Her manner softened his feelings, and he said more tenderly,
"Things are changed with me, Julia. In expectation of something handsome from your father, I have been imprudent, and am now largely in debt. The Messrs. R. & L. will not, I am sure, take me back into their store, and it will be hard, I am afraid, for me to get a situation in town. Our furniture, which I have secured to you, is all we have, except about money enough to pay our quarter's rent now due. I see no wiser plan for us than to sell this furniture, except enough for one chamber, and then go to boarding. It will bring a sum sufficient to pay our board and other expenses for at least one year, if we manage prudently; and, surely, I can get something to do in the mean time."
"I am willing for anything, dear Henry!" said his wife, twining her arms about his neck, and laying her pale cheek to his. The furniture was accordingly sold, and the reduced and humbled couple removed to a boardinghouse.
As he had expected, Warburton found it hard to get employment. Finally, after doing nothing for two months, he accepted the situation of bar-keeper at one of the city hotels. Julia pleaded hard with him not to go there, for she feared the influence of such a place upon him, but he would listen to no argument.
His wife soon began to observe indications of a change for the worse in his character. He grew more pettish and dissatisfied, and frequently acted towards her with great unkindness. He was rarely, if ever, at home before midnight, and then repulsed every affectionate act or word. Several times he came in intoxicated, and once, while in that state, he struck her a severe blow on the head, which caused an illness of several weeks.
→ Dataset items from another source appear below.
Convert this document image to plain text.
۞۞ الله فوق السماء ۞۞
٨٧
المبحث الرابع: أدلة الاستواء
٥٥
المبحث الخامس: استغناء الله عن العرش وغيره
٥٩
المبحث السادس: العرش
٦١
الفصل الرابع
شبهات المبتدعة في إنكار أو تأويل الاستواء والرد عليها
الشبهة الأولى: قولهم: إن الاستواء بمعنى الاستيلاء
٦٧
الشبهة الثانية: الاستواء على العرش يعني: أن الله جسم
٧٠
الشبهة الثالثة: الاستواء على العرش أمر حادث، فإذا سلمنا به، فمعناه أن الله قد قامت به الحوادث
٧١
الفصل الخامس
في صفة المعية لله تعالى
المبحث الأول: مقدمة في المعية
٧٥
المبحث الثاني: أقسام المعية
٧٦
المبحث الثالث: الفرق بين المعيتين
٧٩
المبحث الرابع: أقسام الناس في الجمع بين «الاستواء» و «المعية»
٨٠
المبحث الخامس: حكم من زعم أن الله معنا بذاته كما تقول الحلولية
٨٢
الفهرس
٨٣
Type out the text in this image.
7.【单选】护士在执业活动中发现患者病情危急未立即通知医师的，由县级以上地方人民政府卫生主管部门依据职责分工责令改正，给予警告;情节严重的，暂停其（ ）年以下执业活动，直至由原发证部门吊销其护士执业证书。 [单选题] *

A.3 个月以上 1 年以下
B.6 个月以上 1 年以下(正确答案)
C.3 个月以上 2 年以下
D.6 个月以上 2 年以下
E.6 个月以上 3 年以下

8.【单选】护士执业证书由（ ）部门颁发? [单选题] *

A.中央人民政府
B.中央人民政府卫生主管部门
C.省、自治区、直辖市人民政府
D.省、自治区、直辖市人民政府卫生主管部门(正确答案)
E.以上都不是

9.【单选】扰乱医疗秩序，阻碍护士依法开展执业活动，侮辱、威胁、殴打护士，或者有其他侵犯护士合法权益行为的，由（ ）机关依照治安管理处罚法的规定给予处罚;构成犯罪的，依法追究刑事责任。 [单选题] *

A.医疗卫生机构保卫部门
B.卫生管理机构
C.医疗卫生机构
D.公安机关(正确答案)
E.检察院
At the end of a year, Warburton had not only become dissipated in his habits, but had connected himself with a set of gamblers, who, as he proved to be a skilful hand, and not at all squeamish, resolved to send him on a trip down the Ohio and Mississippi, to New Orleans, for mutual benefit. To this he had not the slightest objection. He told his wife that he was going to New Orleans on business for the Stage Office, and would probably be gone all winter. Unkind as he had grown, it was hard parting. Gladly would she have taken all the risk of fatigue, to have accompanied him with her babe but four months old, but he would listen to no such proposal. When he did go, she felt sick at heart, and, as the thought flashed across her mind that he might probably desert her, helpless and friendless as she was, it seemed as if the fever of her mind would end in madness.
Regularly, however, for several months, she heard from him, and each time he enclosed her money; but little more than was sufficient to meet expenses. In the last letter she received, he hinted that he might return home in a few weeks. At the usual time of receiving a letter, she waited day after day, hoping and almost fearing to receive one—anxious to hear from him, and yet fearing that he might have changed his mind as to his contemplated return.
Week after week passed, and there were no tidings. Day after day she went to the post-office with an anxious heart, which throbbed quicker and quicker as the clerk mechanically and carelessly turned over letter after letter, and at last pronounced the word "none," with professional indifference. Then it would seem to stop, and lie like a motionless weight in her bosom, and she would steal away paler and sicker than when she came. At last, her distress of mind became so great, that she went, reluctantly, to the stage-office, to inquire if they had heard from him recently. To her hesitating, anxious inquiry, she received the brief reply that they knew nothing of him.
"But is he not in the employment of this office?"
"I hope not," was the short, sneering reply of one of the clerks.